Тут Алиса, чем-то недовольная, издала громкий писк, высокий, типично девчоночий, и Людовик невольно отшатнулся.
В его спальне — там я ждала, когда он, бледный и изможденный, возвратится со всенощной.
— Неужто Аквитания стоит всего этого, Людовик?
Он закрылся в гардеробной и стонал так, словно на него напал понос.
Я последовала за ним и на конюшню, когда он пошел посмотреть на своего любимого коня.
— Ваше величество…
Я не забывала, что нас слышат конюхи.
— Нет!
— Вы насекомое, Людовик! У меня терпения на вас не хватает!
Тронный зал. Я собрала всю свою волю. Я не отступлю от своего. Если уж я не могу обрести свободу от этого брака, то и Людовику нельзя дать возможность упрятать этот вопрос в долгий ящик. Сейчас за его плечом маячил Галеран — Людовик позвал его намеренно, дабы укрепить свою решимость. Оно и к лучшему. Я ринулась на них обоих с ходу.
— Соглашайтесь на расторжение брака! Я непременно добьюсь этого!
Людовик повернулся, посмотрел на меня; глаза у него были совершенно пустые, это выводило меня из равновесия.
— Людовик!..
— Получайте его.
Нет, не пустыми были его глаза. В них было страдание.
— Что?
— Получайте свой развод!
— Вы говорите серьезно?
— Вполне. Разве я не сказал ясно?
— Но, Ваше величество…
Галеран, у которого от волнения вдруг резко обозначались глубокие складки, сбегающие от носа к верхней губе, потянул его за рукав.
— Довольно! — Людовик, сразу загоревшись гневом, отдернул руку. — Мне известны все доводы против этого. Я знаю, что потеряю.
— Половину королевства, Ваше величество!
— Вы что же, думаете, я этого не понимаю? Но с меня хватит. Вы правы, Элеонора. На то воля Божья. Получайте свой развод.

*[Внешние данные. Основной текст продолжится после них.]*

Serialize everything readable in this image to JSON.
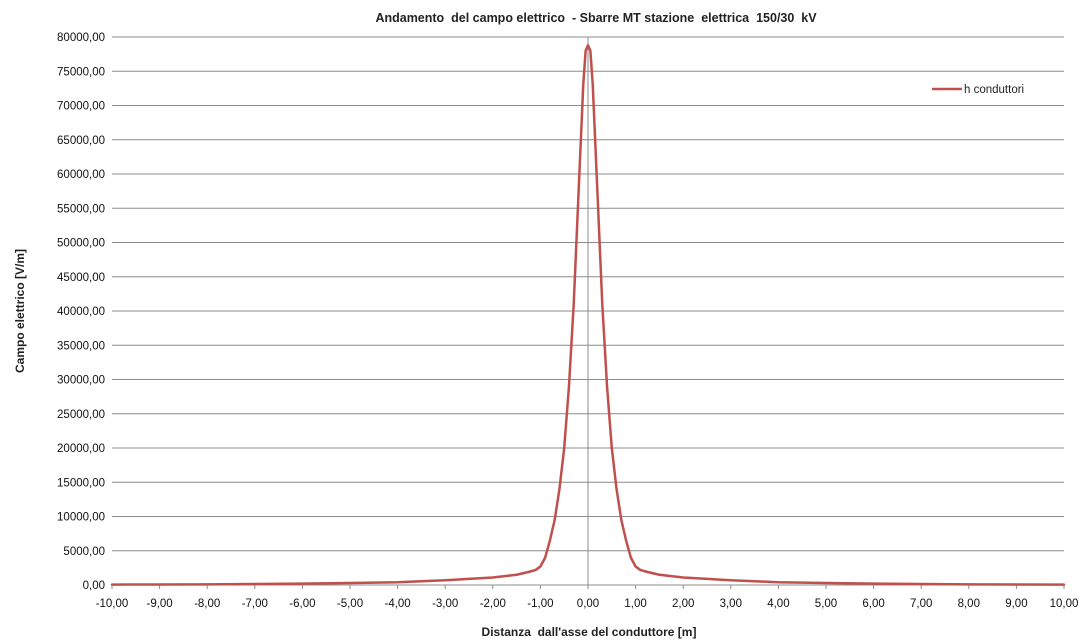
{
  "chart_data": {
    "type": "line",
    "title": "Andamento  del campo elettrico  - Sbarre MT stazione  elettrica  150/30  kV",
    "xlabel": "Distanza  dall'asse del conduttore [m]",
    "ylabel": "Campo elettrico [V/m]",
    "xlim": [
      -10,
      10
    ],
    "ylim": [
      0,
      80000
    ],
    "x_ticks": [
      "-10,00",
      "-9,00",
      "-8,00",
      "-7,00",
      "-6,00",
      "-5,00",
      "-4,00",
      "-3,00",
      "-2,00",
      "-1,00",
      "0,00",
      "1,00",
      "2,00",
      "3,00",
      "4,00",
      "5,00",
      "6,00",
      "7,00",
      "8,00",
      "9,00",
      "10,00"
    ],
    "y_ticks": [
      "0,00",
      "5000,00",
      "10000,00",
      "15000,00",
      "20000,00",
      "25000,00",
      "30000,00",
      "35000,00",
      "40000,00",
      "45000,00",
      "50000,00",
      "55000,00",
      "60000,00",
      "65000,00",
      "70000,00",
      "75000,00",
      "80000,00"
    ],
    "grid": "horizontal",
    "legend_position": "top-right",
    "series": [
      {
        "name": "h conduttori",
        "color": "#c0504d",
        "x": [
          -10,
          -9,
          -8,
          -7,
          -6,
          -5,
          -4,
          -3,
          -2.5,
          -2,
          -1.75,
          -1.5,
          -1.25,
          -1.1,
          -1,
          -0.9,
          -0.8,
          -0.7,
          -0.6,
          -0.5,
          -0.4,
          -0.3,
          -0.2,
          -0.1,
          -0.05,
          0,
          0.05,
          0.1,
          0.2,
          0.3,
          0.4,
          0.5,
          0.6,
          0.7,
          0.8,
          0.9,
          1,
          1.1,
          1.25,
          1.5,
          1.75,
          2,
          2.5,
          3,
          4,
          5,
          6,
          7,
          8,
          9,
          10
        ],
        "y": [
          60,
          80,
          100,
          140,
          200,
          300,
          400,
          700,
          900,
          1100,
          1300,
          1500,
          1900,
          2200,
          2700,
          4000,
          6500,
          9500,
          14000,
          20000,
          29000,
          41000,
          57000,
          73000,
          78000,
          78800,
          78000,
          73000,
          57000,
          41000,
          29000,
          20000,
          14000,
          9500,
          6500,
          4000,
          2700,
          2200,
          1900,
          1500,
          1300,
          1100,
          900,
          700,
          400,
          300,
          200,
          140,
          100,
          80,
          60
        ]
      }
    ]
  }
}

Бог свидетель, вы изрядно потрудились, чтобы его добиться.
— Но вы же потеряете Аквитанию, — чуть не стонал Галеран.
Я наблюдала за тем, как он пытается отговорить Людовика, и порадовалась той отповеди, какую он получил от короля.
— Вы думаете, что я ничего этого не знаю? Все я знаю, глупец вы этакий. Но что мне Аквитания, если я не могу передать ее сыну? Это дьявольское искушение, дабы смущать душу мою. — Он повернулся ко мне и проговорил капризным, сердитым тоном: — Мы больше не можем жить вместе. Получайте свою свободу. Возвращайтесь в Аквитанию. Я теперь свободен от вас.
Свершилось, наконец. И так быстро, что я была поражена. Мне даже верилось в это с трудом.
— Я так и сделаю. С радостью. И вы не пожалеете о своем решении.